Anna, you are talking about a decade old problems, which are not yet addressed.
There are two exceptions: (1) Board largely stopped making shame transfer statements; and (2) For the last couple of years, every interaction with the staff has given impression to me that I deal with competent professionals.
Although it wouldn't be that significant advancement for an average organization, having in mind the complexity of the Wikimedia movement, I have to say that I am in a way content. It was relaxing to me to realize that, for example, the latest visit do Ghana addressed everything basically needed.
However, those old problems are still here. Numerous tries to solve them properly have been mostly implicitly undermined. Sometimes because of lack of support, sometimes because of making more or less visible barriers. And it's not about community which blocks it, but about those in power.

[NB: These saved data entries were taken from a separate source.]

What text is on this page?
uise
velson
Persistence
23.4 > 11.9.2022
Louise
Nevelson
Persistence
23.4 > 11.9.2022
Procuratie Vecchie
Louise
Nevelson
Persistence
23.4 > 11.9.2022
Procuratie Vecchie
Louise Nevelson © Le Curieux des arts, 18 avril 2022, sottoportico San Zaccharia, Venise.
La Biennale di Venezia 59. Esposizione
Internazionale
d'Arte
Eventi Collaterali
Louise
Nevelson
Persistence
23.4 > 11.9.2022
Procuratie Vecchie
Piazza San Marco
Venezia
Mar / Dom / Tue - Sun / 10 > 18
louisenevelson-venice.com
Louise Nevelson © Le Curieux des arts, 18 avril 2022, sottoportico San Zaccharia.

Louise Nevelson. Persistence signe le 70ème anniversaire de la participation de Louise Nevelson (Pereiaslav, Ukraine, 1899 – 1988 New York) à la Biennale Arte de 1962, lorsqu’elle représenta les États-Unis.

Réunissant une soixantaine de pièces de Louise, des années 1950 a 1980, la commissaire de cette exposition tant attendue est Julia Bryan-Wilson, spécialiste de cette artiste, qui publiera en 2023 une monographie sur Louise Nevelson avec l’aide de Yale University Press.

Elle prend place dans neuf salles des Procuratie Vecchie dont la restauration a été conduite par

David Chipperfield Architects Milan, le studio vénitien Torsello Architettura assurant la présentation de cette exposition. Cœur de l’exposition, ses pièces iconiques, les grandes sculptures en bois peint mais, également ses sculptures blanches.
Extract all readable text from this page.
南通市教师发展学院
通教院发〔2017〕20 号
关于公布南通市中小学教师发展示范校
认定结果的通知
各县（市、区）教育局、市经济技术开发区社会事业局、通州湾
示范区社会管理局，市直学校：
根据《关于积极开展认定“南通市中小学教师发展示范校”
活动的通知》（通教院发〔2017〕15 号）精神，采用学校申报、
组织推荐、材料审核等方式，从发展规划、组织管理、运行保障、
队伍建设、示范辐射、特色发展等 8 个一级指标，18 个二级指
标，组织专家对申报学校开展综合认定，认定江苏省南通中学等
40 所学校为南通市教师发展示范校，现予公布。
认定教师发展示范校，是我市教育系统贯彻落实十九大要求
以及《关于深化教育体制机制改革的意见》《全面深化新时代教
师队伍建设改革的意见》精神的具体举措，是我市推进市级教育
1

It is extremely important to understand that position of power brings more responsibility. The position of power doesn't need to be "absolute" (i.e. Board members; yes, I know it's not absolute, that's why I used quotes); in many cases, it's very relative and it's sometimes hard to distinguish (who has more power on English Wikipedia: a WMF employee or an ArbCom member). However, in the most of the cases, it's very visible: an ordinary Wikipedia editor, not willing to be organized in a chapter or a user group, has power to vote few times per year and power to *edit*. While the first power is very relative, only real power which that editor has is to edit.
That leads to sticking with the only real power and alienation from all other segments of the Wikimedia movement. An average active editor of Wikimedia projects most likely have very negative opinion towards anyone else than the fellow editors.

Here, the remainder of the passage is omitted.